A l'inverse, dans les grandes restructurations récentes, il ne paraît pas y avoir eu d'acquisitions françaises équivalentes en Europe (à l'exception du rachat par AXA de la Royale Belge, deuxième assureur belge, en mai 1998). Les acquisitions françaises ont plutôt eu lieu aux Etats-Unis. Par ailleurs, le positionnement international traditionnel de la croissance française s'est très orienté vers le Sud et très peu vers l'Europe du Nord.

2. Des sociétés de courtage sous influence

A l'exemple de leurs clients (les entreprises) dont elles accompagnent la croissance, les sociétés de courtage sont confrontées à une course à la taille.

Or, comme l'observe le Commissariat Général du Plan, à l'occasion de cette concentration internationale par fusions et acquisitions, la plupart des grandes sociétés de courtage françaises sont passées sous contrôle étranger .

Ainsi, en dix-huit mois, la Cecar, Gras Savoye et Le Blanc de Nicola ont suivi le chemin tracé par Faugère et Jutheau, entré dans le giron du numéro un mondial, Marsh McLennan en 1992. Aucun des quatre premiers courtiers français n'a pu conserver son indépendance 37( * ) . Seul Gras Savoye ne l'a pas totalement aliénée, en faisant entrer le Britannique Willis Corroon, quatrième courtier mondial dans son capital, à hauteur de 31,7 % en juillet 1997. Un an après, Willis Corroon était racheté par l'américain Kohlberg Kravis Roberts (KKR).

Il ne faut pas sous-estimer les risques qu'une telle évolution induit en termes d'influence. En effet, étant donné l'ampleur et la qualité des informations qu'ils détiennent, les courtiers peuvent être de très efficaces agents de l'intelligence économique au service de leurs nouveaux actionnaires.

Par ailleurs, une telle évolution risque d'entretenir, voire de pérenniser l'éviction des assureurs français du marché des grands risques industriels comme cela a été évoqué plus haut 38( * ) , si les filiales françaises des courtiers anglo-saxons étaient amenées à favoriser les compagnies d'assurance d'origine anglo-saxonne.

Le même phénomène de concentration s'observe dans le courtage français de réassurance.

Le groupe de travail estime que la spécificité du courtage français mérite d'être défendue. En effet, à la différence des courtiers anglo-saxons qui se contentent de vendre des contrats et qui n'ont que le souci du vendeur, le courtier français est un conseil en achat de contrats d'assurance pour son client. Non seulement il émet les primes d'assurance, gère les encaissements et les relances, mais il assure la gestion des sinistres et s'occupe du client en continu en cas de survenance du risque couvert. Il a, par rapport au " broker ", le souci global de son client.

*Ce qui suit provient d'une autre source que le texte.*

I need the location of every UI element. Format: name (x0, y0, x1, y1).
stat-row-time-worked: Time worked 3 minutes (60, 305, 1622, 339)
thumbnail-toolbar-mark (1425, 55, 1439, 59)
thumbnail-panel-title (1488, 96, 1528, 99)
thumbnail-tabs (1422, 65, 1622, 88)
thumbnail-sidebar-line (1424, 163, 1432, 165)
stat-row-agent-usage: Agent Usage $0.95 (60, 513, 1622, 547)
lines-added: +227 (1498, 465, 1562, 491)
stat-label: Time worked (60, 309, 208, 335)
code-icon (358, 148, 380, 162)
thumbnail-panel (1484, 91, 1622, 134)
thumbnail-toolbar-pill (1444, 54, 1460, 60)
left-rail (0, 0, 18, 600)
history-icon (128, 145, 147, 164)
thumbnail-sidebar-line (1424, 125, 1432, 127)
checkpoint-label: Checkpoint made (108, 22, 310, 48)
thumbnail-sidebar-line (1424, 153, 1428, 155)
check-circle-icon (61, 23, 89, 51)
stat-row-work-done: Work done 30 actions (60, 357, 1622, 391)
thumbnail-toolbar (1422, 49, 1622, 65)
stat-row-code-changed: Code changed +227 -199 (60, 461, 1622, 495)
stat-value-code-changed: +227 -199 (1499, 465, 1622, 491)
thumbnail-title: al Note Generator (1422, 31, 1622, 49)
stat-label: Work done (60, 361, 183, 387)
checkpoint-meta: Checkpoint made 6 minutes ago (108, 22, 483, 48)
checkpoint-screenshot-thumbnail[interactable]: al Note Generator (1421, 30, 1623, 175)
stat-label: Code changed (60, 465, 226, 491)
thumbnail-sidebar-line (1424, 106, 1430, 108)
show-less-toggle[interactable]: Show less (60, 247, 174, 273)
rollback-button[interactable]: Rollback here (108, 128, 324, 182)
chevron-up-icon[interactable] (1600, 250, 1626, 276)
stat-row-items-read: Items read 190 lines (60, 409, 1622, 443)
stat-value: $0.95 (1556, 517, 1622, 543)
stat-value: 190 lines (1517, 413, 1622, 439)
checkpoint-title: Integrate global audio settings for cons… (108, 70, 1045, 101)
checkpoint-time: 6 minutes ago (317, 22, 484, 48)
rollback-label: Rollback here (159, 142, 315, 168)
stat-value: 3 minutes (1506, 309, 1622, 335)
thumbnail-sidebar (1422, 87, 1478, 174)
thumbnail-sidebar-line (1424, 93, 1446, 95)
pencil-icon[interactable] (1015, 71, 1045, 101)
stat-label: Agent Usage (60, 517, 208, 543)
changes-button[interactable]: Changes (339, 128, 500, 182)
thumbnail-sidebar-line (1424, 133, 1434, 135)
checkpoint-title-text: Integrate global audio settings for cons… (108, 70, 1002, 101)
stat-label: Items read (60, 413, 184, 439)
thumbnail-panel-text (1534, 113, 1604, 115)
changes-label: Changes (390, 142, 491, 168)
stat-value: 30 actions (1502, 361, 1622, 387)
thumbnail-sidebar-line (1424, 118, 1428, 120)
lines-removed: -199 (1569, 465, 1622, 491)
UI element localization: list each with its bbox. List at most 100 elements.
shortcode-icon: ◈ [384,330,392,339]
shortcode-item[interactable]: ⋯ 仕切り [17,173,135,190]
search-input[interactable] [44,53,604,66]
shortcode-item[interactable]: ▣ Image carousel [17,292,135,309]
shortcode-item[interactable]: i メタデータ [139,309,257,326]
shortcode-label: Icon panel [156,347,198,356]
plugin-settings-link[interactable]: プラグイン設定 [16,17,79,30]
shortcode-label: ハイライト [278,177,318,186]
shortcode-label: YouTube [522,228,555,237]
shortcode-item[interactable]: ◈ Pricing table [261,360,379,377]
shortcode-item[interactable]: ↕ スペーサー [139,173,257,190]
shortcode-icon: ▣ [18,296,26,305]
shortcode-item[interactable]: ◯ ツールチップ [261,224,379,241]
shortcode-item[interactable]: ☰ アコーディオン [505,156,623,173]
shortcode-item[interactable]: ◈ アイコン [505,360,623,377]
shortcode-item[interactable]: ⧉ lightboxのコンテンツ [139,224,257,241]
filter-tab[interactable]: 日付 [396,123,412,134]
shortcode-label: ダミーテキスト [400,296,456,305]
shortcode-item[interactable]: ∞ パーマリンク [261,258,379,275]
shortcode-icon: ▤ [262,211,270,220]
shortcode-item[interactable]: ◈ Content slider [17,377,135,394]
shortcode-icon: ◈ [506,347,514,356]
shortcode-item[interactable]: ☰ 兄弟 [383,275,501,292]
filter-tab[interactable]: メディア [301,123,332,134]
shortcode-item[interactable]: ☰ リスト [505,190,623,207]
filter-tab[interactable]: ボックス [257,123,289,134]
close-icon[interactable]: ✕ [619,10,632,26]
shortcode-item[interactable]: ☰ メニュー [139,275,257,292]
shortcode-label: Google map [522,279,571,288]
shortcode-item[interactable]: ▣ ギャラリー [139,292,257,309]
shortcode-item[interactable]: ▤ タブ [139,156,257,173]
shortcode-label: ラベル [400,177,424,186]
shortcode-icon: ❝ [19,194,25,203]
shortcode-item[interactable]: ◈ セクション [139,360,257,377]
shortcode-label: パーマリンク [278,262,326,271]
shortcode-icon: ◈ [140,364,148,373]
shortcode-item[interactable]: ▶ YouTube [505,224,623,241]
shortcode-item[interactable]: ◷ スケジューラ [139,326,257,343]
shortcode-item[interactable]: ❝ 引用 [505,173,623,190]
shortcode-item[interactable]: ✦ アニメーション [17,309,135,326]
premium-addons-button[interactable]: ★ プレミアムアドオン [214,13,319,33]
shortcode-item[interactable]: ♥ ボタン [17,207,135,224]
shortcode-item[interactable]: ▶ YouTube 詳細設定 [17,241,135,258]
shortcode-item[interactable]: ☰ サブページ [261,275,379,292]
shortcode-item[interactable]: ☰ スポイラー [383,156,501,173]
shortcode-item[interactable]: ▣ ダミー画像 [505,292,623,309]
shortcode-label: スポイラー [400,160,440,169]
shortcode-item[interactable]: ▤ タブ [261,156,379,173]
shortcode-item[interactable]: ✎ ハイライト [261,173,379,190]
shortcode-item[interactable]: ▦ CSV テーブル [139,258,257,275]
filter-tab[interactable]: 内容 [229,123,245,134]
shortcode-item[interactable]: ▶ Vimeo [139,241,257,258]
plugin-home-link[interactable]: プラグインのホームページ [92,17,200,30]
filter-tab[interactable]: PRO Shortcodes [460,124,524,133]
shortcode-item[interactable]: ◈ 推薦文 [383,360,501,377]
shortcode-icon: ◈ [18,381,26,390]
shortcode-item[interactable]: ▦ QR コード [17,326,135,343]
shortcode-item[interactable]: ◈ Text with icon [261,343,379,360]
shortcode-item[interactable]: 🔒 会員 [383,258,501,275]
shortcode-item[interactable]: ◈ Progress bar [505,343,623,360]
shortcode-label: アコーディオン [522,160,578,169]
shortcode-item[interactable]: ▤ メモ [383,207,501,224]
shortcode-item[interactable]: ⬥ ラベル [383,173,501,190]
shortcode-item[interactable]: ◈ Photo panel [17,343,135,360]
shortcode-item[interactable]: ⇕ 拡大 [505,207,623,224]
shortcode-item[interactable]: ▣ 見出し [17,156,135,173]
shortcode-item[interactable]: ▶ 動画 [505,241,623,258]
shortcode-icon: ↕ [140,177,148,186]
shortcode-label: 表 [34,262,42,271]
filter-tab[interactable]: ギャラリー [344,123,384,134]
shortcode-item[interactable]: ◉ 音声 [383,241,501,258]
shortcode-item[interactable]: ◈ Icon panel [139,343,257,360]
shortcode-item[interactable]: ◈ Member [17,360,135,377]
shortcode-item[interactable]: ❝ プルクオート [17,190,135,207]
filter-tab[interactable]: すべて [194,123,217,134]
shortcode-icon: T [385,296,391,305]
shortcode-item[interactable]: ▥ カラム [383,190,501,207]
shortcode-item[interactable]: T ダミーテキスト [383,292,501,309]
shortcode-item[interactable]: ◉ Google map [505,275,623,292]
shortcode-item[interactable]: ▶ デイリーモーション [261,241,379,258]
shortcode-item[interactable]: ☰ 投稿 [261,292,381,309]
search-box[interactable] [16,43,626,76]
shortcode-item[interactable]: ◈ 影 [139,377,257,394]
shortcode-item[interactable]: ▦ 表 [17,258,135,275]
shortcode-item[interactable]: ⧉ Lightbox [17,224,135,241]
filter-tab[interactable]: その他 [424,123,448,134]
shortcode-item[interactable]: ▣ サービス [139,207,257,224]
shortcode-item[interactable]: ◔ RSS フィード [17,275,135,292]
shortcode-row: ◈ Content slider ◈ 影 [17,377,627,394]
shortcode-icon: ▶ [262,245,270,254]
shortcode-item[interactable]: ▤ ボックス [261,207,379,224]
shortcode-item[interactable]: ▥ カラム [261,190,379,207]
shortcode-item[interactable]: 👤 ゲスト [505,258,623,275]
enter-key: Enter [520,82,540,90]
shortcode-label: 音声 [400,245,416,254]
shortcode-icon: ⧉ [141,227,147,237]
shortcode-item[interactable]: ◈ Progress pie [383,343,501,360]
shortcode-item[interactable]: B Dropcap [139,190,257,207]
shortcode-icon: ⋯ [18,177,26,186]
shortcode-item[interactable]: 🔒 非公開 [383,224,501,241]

Certes cette spécificité du courtage français est coûteuse à gérer, ce qui expliquerait la moindre rentabilité du courtage français. Mais, elle représente un service beaucoup plus important pour le client, que les courtiers français sont susceptibles de pouvoir valoriser commercialement dans un contexte d'interpénétration des marchés nationaux européens.